"...nothing is perfect, really. Nothing is ever finished. Everything is process."

It is hard to believe that William Gibson has only been publishing novels for about fifteen years. After virtually establishing the technological conventions of the cyberpunk genre in the loosely-knit Sprawl trilogy, his second trilogy of Virtual Light, Idoru and now All Tomorrow's Parties deals with a much closer and palpable future. This latest book continues the more hopeful tone of Gibson's recent work -- markedly different from the absolutely dystopic world of Neuromancer. Whilst the overtures of sinister corporate expansion are still apparent, the characters themselves are not the shadowy anti-heroes of his earlier work. Rather than cybernetically-enhanced super hacker/ninjas, the characters tend towards the more mundane and human – bicycle couriers, rent-a-cops, anthropologists.

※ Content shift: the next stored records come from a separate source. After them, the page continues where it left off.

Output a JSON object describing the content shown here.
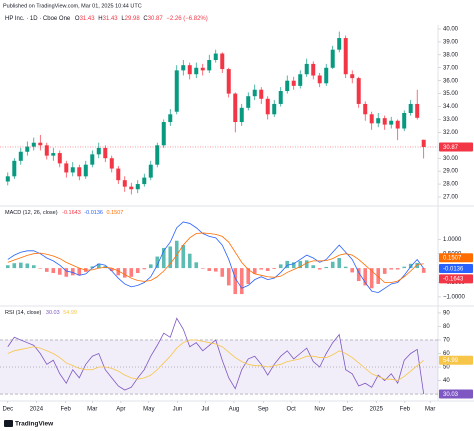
{
  "published": "Published on TradingView.com, Mar 01, 2025 10:44 UTC",
  "logo": "TradingView",
  "chart_data": [
    {
      "type": "candlestick",
      "title": "HP Inc. · 1D · Cboe One",
      "ohlc_labels": [
        "O",
        "H",
        "L",
        "C"
      ],
      "change_label": "−2.26 (−6.82%)",
      "open": [
        28.2,
        28.6,
        29.8,
        30.5,
        30.9,
        31.2,
        31.0,
        30.2,
        30.4,
        29.6,
        28.9,
        29.3,
        28.6,
        29.5,
        30.3,
        30.8,
        30.0,
        29.2,
        28.3,
        27.8,
        27.6,
        28.0,
        28.5,
        29.5,
        31.0,
        32.8,
        33.6,
        36.8,
        37.2,
        36.5,
        37.0,
        36.8,
        37.6,
        38.1,
        36.9,
        35.0,
        32.8,
        33.9,
        34.8,
        35.3,
        34.6,
        33.4,
        34.2,
        35.2,
        36.0,
        35.6,
        36.5,
        37.3,
        36.4,
        35.8,
        37.0,
        38.4,
        39.3,
        36.5,
        36.2,
        34.2,
        33.4,
        32.7,
        33.1,
        32.6,
        32.9,
        32.3,
        33.5,
        34.2,
        31.43
      ],
      "high": [
        28.9,
        30.0,
        30.8,
        31.3,
        31.6,
        31.8,
        31.2,
        30.8,
        30.6,
        29.8,
        29.7,
        29.5,
        29.8,
        30.6,
        31.2,
        31.0,
        30.2,
        29.4,
        28.6,
        28.1,
        28.3,
        28.8,
        29.8,
        31.2,
        33.0,
        33.8,
        37.2,
        37.6,
        37.4,
        37.4,
        37.3,
        38.0,
        38.4,
        38.2,
        37.0,
        35.1,
        34.2,
        35.1,
        35.7,
        35.5,
        34.8,
        34.5,
        35.5,
        36.4,
        36.3,
        36.8,
        37.7,
        37.5,
        36.6,
        37.3,
        38.7,
        39.8,
        39.5,
        36.8,
        36.3,
        34.4,
        33.6,
        33.5,
        33.3,
        33.2,
        33.0,
        33.7,
        34.5,
        35.3,
        31.43
      ],
      "low": [
        27.9,
        28.4,
        29.5,
        30.2,
        30.6,
        30.6,
        29.9,
        29.8,
        29.3,
        28.5,
        28.6,
        28.3,
        28.4,
        29.3,
        30.0,
        29.7,
        28.9,
        28.0,
        27.4,
        27.2,
        27.3,
        27.8,
        28.3,
        29.3,
        30.8,
        32.5,
        33.4,
        36.4,
        36.1,
        36.2,
        36.4,
        36.6,
        37.4,
        36.6,
        34.7,
        32.0,
        32.5,
        33.7,
        34.5,
        34.2,
        33.0,
        33.2,
        34.0,
        35.0,
        35.3,
        35.4,
        36.3,
        36.1,
        35.5,
        35.6,
        36.9,
        38.2,
        36.2,
        35.8,
        33.9,
        32.9,
        32.2,
        32.4,
        32.2,
        32.3,
        31.4,
        32.1,
        33.3,
        33.0,
        29.98
      ],
      "close": [
        28.6,
        29.8,
        30.5,
        30.9,
        31.2,
        31.0,
        30.2,
        30.4,
        29.6,
        28.9,
        29.3,
        28.6,
        29.5,
        30.3,
        30.8,
        30.0,
        29.2,
        28.3,
        27.8,
        27.6,
        28.0,
        28.5,
        29.5,
        31.0,
        32.8,
        33.4,
        36.8,
        37.2,
        36.5,
        37.0,
        36.8,
        37.6,
        38.1,
        36.9,
        35.0,
        32.8,
        33.9,
        34.8,
        35.3,
        34.6,
        33.4,
        34.2,
        35.2,
        36.0,
        35.6,
        36.5,
        37.3,
        36.4,
        35.8,
        37.0,
        38.4,
        39.3,
        36.5,
        36.2,
        34.2,
        33.4,
        32.7,
        33.1,
        32.6,
        32.9,
        32.3,
        33.5,
        34.2,
        33.13,
        30.87
      ],
      "up_color": "#089981",
      "down_color": "#f23645",
      "ylim": [
        26.38,
        40.31
      ],
      "yticks": [
        {
          "value": 27,
          "label": "27.00"
        },
        {
          "value": 28,
          "label": "28.00"
        },
        {
          "value": 29,
          "label": "29.00"
        },
        {
          "value": 30,
          "label": "30.00"
        },
        {
          "value": 32,
          "label": "32.00"
        },
        {
          "value": 33,
          "label": "33.00"
        },
        {
          "value": 34,
          "label": "34.00"
        },
        {
          "value": 35,
          "label": "35.00"
        },
        {
          "value": 36,
          "label": "36.00"
        },
        {
          "value": 37,
          "label": "37.00"
        },
        {
          "value": 38,
          "label": "38.00"
        },
        {
          "value": 39,
          "label": "39.00"
        },
        {
          "value": 40,
          "label": "40.00"
        }
      ]
    },
    {
      "type": "macd",
      "title": "MACD (12, 26, close)",
      "series": [
        {
          "name": "Histogram",
          "color": "#f23645",
          "positive_color": "#26a69a",
          "negative_color": "#ff5252",
          "values": [
            0.1,
            0.17,
            0.19,
            0.16,
            0.1,
            -0.02,
            -0.13,
            -0.17,
            -0.23,
            -0.3,
            -0.25,
            -0.25,
            -0.13,
            0.06,
            0.15,
            0.07,
            -0.1,
            -0.25,
            -0.33,
            -0.3,
            -0.17,
            -0.04,
            0.13,
            0.4,
            0.7,
            0.75,
            0.95,
            0.8,
            0.5,
            0.2,
            -0.02,
            -0.1,
            -0.12,
            -0.3,
            -0.6,
            -0.9,
            -0.9,
            -0.55,
            -0.2,
            -0.05,
            -0.1,
            -0.03,
            0.13,
            0.25,
            0.2,
            0.25,
            0.27,
            0.1,
            -0.05,
            0.04,
            0.22,
            0.35,
            0.05,
            -0.15,
            -0.45,
            -0.6,
            -0.7,
            -0.55,
            -0.2,
            -0.05,
            -0.05,
            0.05,
            0.15,
            0.18,
            -0.1643
          ]
        },
        {
          "name": "MACD",
          "color": "#2962ff",
          "values": [
            0.3,
            0.45,
            0.55,
            0.6,
            0.6,
            0.5,
            0.35,
            0.25,
            0.1,
            -0.1,
            -0.15,
            -0.25,
            -0.2,
            0.0,
            0.15,
            0.1,
            -0.1,
            -0.35,
            -0.55,
            -0.65,
            -0.6,
            -0.5,
            -0.3,
            0.1,
            0.6,
            0.9,
            1.4,
            1.6,
            1.55,
            1.4,
            1.2,
            1.1,
            1.05,
            0.8,
            0.3,
            -0.35,
            -0.7,
            -0.6,
            -0.4,
            -0.3,
            -0.4,
            -0.35,
            -0.15,
            0.1,
            0.15,
            0.3,
            0.45,
            0.35,
            0.2,
            0.3,
            0.55,
            0.8,
            0.55,
            0.3,
            -0.15,
            -0.5,
            -0.8,
            -0.85,
            -0.7,
            -0.55,
            -0.5,
            -0.25,
            0.05,
            0.3,
            -0.0136
          ]
        },
        {
          "name": "Signal",
          "color": "#ff6d00",
          "values": [
            0.2,
            0.28,
            0.36,
            0.44,
            0.5,
            0.52,
            0.48,
            0.42,
            0.33,
            0.2,
            0.1,
            0.0,
            -0.07,
            -0.06,
            0.0,
            0.03,
            0.0,
            -0.1,
            -0.22,
            -0.35,
            -0.43,
            -0.46,
            -0.43,
            -0.3,
            -0.1,
            0.15,
            0.45,
            0.8,
            1.05,
            1.2,
            1.22,
            1.2,
            1.17,
            1.1,
            0.9,
            0.55,
            0.2,
            -0.05,
            -0.2,
            -0.25,
            -0.3,
            -0.32,
            -0.28,
            -0.15,
            -0.05,
            0.05,
            0.18,
            0.25,
            0.25,
            0.26,
            0.33,
            0.45,
            0.5,
            0.45,
            0.3,
            0.1,
            -0.1,
            -0.3,
            -0.5,
            -0.5,
            -0.45,
            -0.3,
            -0.1,
            0.12,
            0.1507
          ]
        }
      ],
      "ylim": [
        -1.28,
        2.12
      ],
      "yticks": [
        {
          "value": 1,
          "label": "1.0000"
        },
        {
          "value": 0.5,
          "label": "0.5000"
        },
        {
          "value": -0.5,
          "label": "−0.5000"
        },
        {
          "value": -1,
          "label": "−1.0000"
        }
      ]
    },
    {
      "type": "rsi",
      "title": "RSI (14, close)",
      "series": [
        {
          "name": "RSI",
          "color": "#7e57c2",
          "values": [
            65,
            72,
            70,
            68,
            66,
            60,
            52,
            55,
            45,
            38,
            48,
            42,
            52,
            58,
            60,
            48,
            42,
            36,
            33,
            35,
            42,
            48,
            58,
            66,
            75,
            72,
            86,
            78,
            65,
            68,
            62,
            66,
            70,
            55,
            42,
            34,
            48,
            56,
            58,
            52,
            44,
            52,
            58,
            62,
            56,
            60,
            64,
            54,
            50,
            60,
            68,
            74,
            48,
            45,
            36,
            38,
            35,
            44,
            40,
            45,
            38,
            55,
            60,
            63,
            30.03
          ]
        },
        {
          "name": "RSI-based MA",
          "color": "#f7c548",
          "values": [
            60,
            62,
            63,
            64,
            65,
            64,
            62,
            60,
            57,
            53,
            51,
            49,
            48,
            48,
            50,
            50,
            49,
            47,
            44,
            42,
            41,
            42,
            44,
            48,
            53,
            58,
            64,
            68,
            70,
            70,
            69,
            68,
            67,
            65,
            61,
            57,
            54,
            52,
            51,
            51,
            50,
            51,
            52,
            54,
            55,
            56,
            58,
            58,
            57,
            57,
            59,
            62,
            60,
            57,
            53,
            49,
            45,
            43,
            41,
            41,
            40,
            43,
            47,
            51,
            54.99
          ]
        }
      ],
      "bands": {
        "upper": 70,
        "middle": 50,
        "lower": 30,
        "color": "#7e57c2"
      },
      "ylim": [
        25.6,
        94.4
      ],
      "yticks": [
        40,
        50,
        60,
        70,
        80,
        90
      ],
      "xlim": [
        -1.2,
        66.2
      ],
      "xticks": [
        {
          "value": 0,
          "label": "Dec"
        },
        {
          "value": 4.4,
          "label": "2024"
        },
        {
          "value": 8.9,
          "label": "Feb"
        },
        {
          "value": 13,
          "label": "Mar"
        },
        {
          "value": 17.4,
          "label": "Apr"
        },
        {
          "value": 21.7,
          "label": "May"
        },
        {
          "value": 26.1,
          "label": "Jun"
        },
        {
          "value": 30.4,
          "label": "Jul"
        },
        {
          "value": 34.8,
          "label": "Aug"
        },
        {
          "value": 39.3,
          "label": "Sep"
        },
        {
          "value": 43.6,
          "label": "Oct"
        },
        {
          "value": 48,
          "label": "Nov"
        },
        {
          "value": 52.3,
          "label": "Dec"
        },
        {
          "value": 56.7,
          "label": "2025"
        },
        {
          "value": 61.1,
          "label": "Feb"
        },
        {
          "value": 65,
          "label": "Mar"
        }
      ]
    }
  ]
}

Taking its title from the anthemic Velvet Underground song, All Tomorrow's Parties focusses on the claustrophobic sense that the world is on the "cusp of some unprecedented potential for change" but that no one really knew what would change or how, in a direct reflection of fin-de-siecle millenarianism of the year 2000. Gibson returns to familiar characters Colin Laney and Rei Toei, as well as to a few characters from 1993's "Virtual Light", hurtling them towards some sort of sociological singularity focussed in the Bay Area.

Following from Idoru, Laney is now in hiding amongst the Tokyo homeless after succumbing to the “stalker effect” of the drugs that once helped him pluck nodal islands from the sea of data. Paranoid and strung out, he is convinced that something earth-shattering and possibly disastrous is about to happen in San Francisco involving the shadowy goals of entrepreneur Cody Harwood, and the idoru Rei Toei.

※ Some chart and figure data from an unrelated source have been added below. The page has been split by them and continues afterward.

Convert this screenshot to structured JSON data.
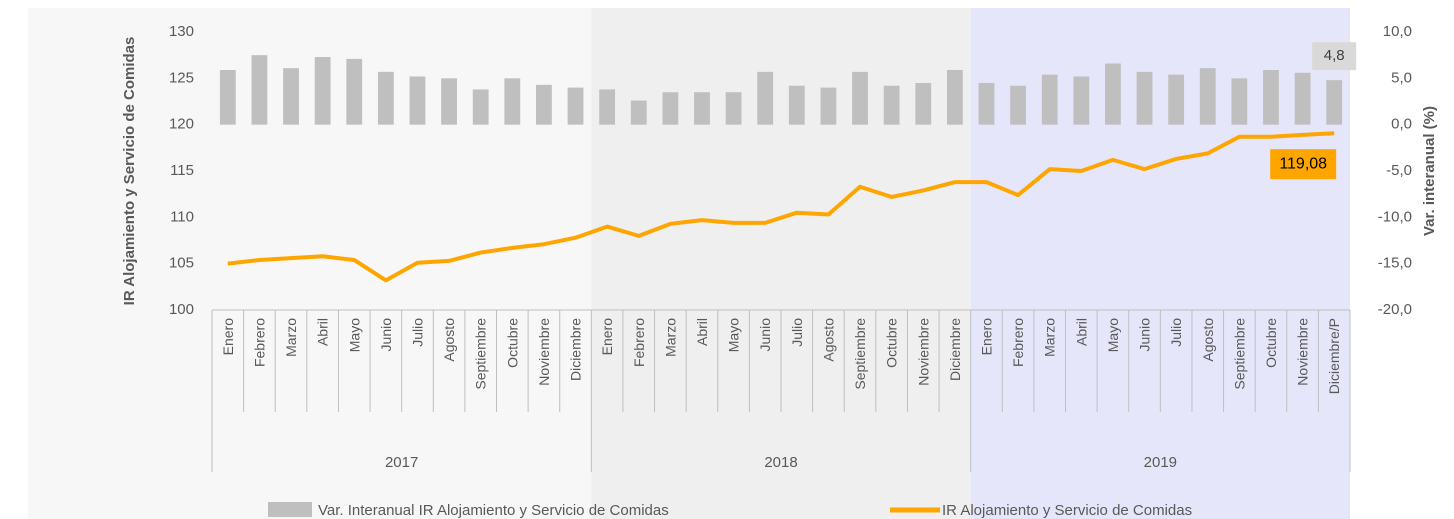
{
  "chart_data": {
    "type": "bar-line",
    "ylabel": "IR Alojamiento y Servicio de Comidas",
    "y2label": "Var. interanual (%)",
    "categories": [
      "Enero",
      "Febrero",
      "Marzo",
      "Abril",
      "Mayo",
      "Junio",
      "Julio",
      "Agosto",
      "Septiembre",
      "Octubre",
      "Noviembre",
      "Diciembre",
      "Enero",
      "Febrero",
      "Marzo",
      "Abril",
      "Mayo",
      "Junio",
      "Julio",
      "Agosto",
      "Septiembre",
      "Octubre",
      "Noviembre",
      "Diciembre",
      "Enero",
      "Febrero",
      "Marzo",
      "Abril",
      "Mayo",
      "Junio",
      "Julio",
      "Agosto",
      "Septiembre",
      "Octubre",
      "Noviembre",
      "Diciembre/P"
    ],
    "year_groups": [
      "2017",
      "2018",
      "2019"
    ],
    "ylim": [
      100,
      130
    ],
    "yticks": [
      100,
      105,
      110,
      115,
      120,
      125,
      130
    ],
    "y2lim": [
      -20,
      10
    ],
    "y2ticks": [
      {
        "value": -20,
        "label": "-20,0"
      },
      {
        "value": -15,
        "label": "-15,0"
      },
      {
        "value": -10,
        "label": "-10,0"
      },
      {
        "value": -5,
        "label": "-5,0"
      },
      {
        "value": 0,
        "label": "0,0"
      },
      {
        "value": 5,
        "label": "5,0"
      },
      {
        "value": 10,
        "label": "10,0"
      }
    ],
    "series": [
      {
        "name": "Var. Interanual IR Alojamiento y Servicio de Comidas",
        "type": "bar",
        "axis": "y2",
        "color": "#bfbfbf",
        "values": [
          5.9,
          7.5,
          6.1,
          7.3,
          7.1,
          5.7,
          5.2,
          5.0,
          3.8,
          5.0,
          4.3,
          4.0,
          3.8,
          2.6,
          3.5,
          3.5,
          3.5,
          5.7,
          4.2,
          4.0,
          5.7,
          4.2,
          4.5,
          5.9,
          4.5,
          4.2,
          5.4,
          5.2,
          6.6,
          5.7,
          5.4,
          6.1,
          5.0,
          5.9,
          5.6,
          4.8
        ],
        "value_labels": [
          null,
          null,
          null,
          null,
          null,
          null,
          null,
          null,
          null,
          null,
          null,
          null,
          null,
          null,
          null,
          null,
          null,
          null,
          null,
          null,
          null,
          null,
          null,
          null,
          null,
          null,
          null,
          null,
          null,
          null,
          null,
          null,
          null,
          null,
          null,
          "4,8"
        ]
      },
      {
        "name": "IR Alojamiento y Servicio de Comidas",
        "type": "line",
        "color": "#ffa500",
        "values": [
          105.0,
          105.4,
          105.6,
          105.8,
          105.4,
          103.2,
          105.1,
          105.3,
          106.2,
          106.7,
          107.1,
          107.8,
          109.0,
          108.0,
          109.3,
          109.7,
          109.4,
          109.4,
          110.5,
          110.3,
          113.3,
          112.2,
          112.9,
          113.8,
          113.8,
          112.4,
          115.2,
          115.0,
          116.2,
          115.2,
          116.3,
          116.9,
          118.7,
          118.7,
          118.9,
          119.08
        ],
        "value_labels": [
          null,
          null,
          null,
          null,
          null,
          null,
          null,
          null,
          null,
          null,
          null,
          null,
          null,
          null,
          null,
          null,
          null,
          null,
          null,
          null,
          null,
          null,
          null,
          null,
          null,
          null,
          null,
          null,
          null,
          null,
          null,
          null,
          null,
          null,
          null,
          "119,08"
        ]
      }
    ]
  }
}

Gibson is obsessed with interstitial cultures, the things that grow organically between the gaps of society, and this is evident in All Tomorrow’s Parties. The book builds climactically towards the ruins of the San Francisco-Oakland Bay Bridge, which is closed for traffic after the “Little Big One” and populated by any of the outcasts that can epoxy footholds onto its superstructure. The idea of being between things – jobs, housing, and greater society – seems to permeate the novel. All of the characters are mobile and unfixed, and inexorably drawn towards the interstice of the bridge.

Like most cyberpunk fiction, the ending is not nearly as vivid as you’d expect. Although Gibson constructs incisive and nimble prose, the conclusion seems to slowly drag itself to a halt. It seems as if Gibson was reluctant to relinquish his characters for new ground and that his second trilogy is far from over.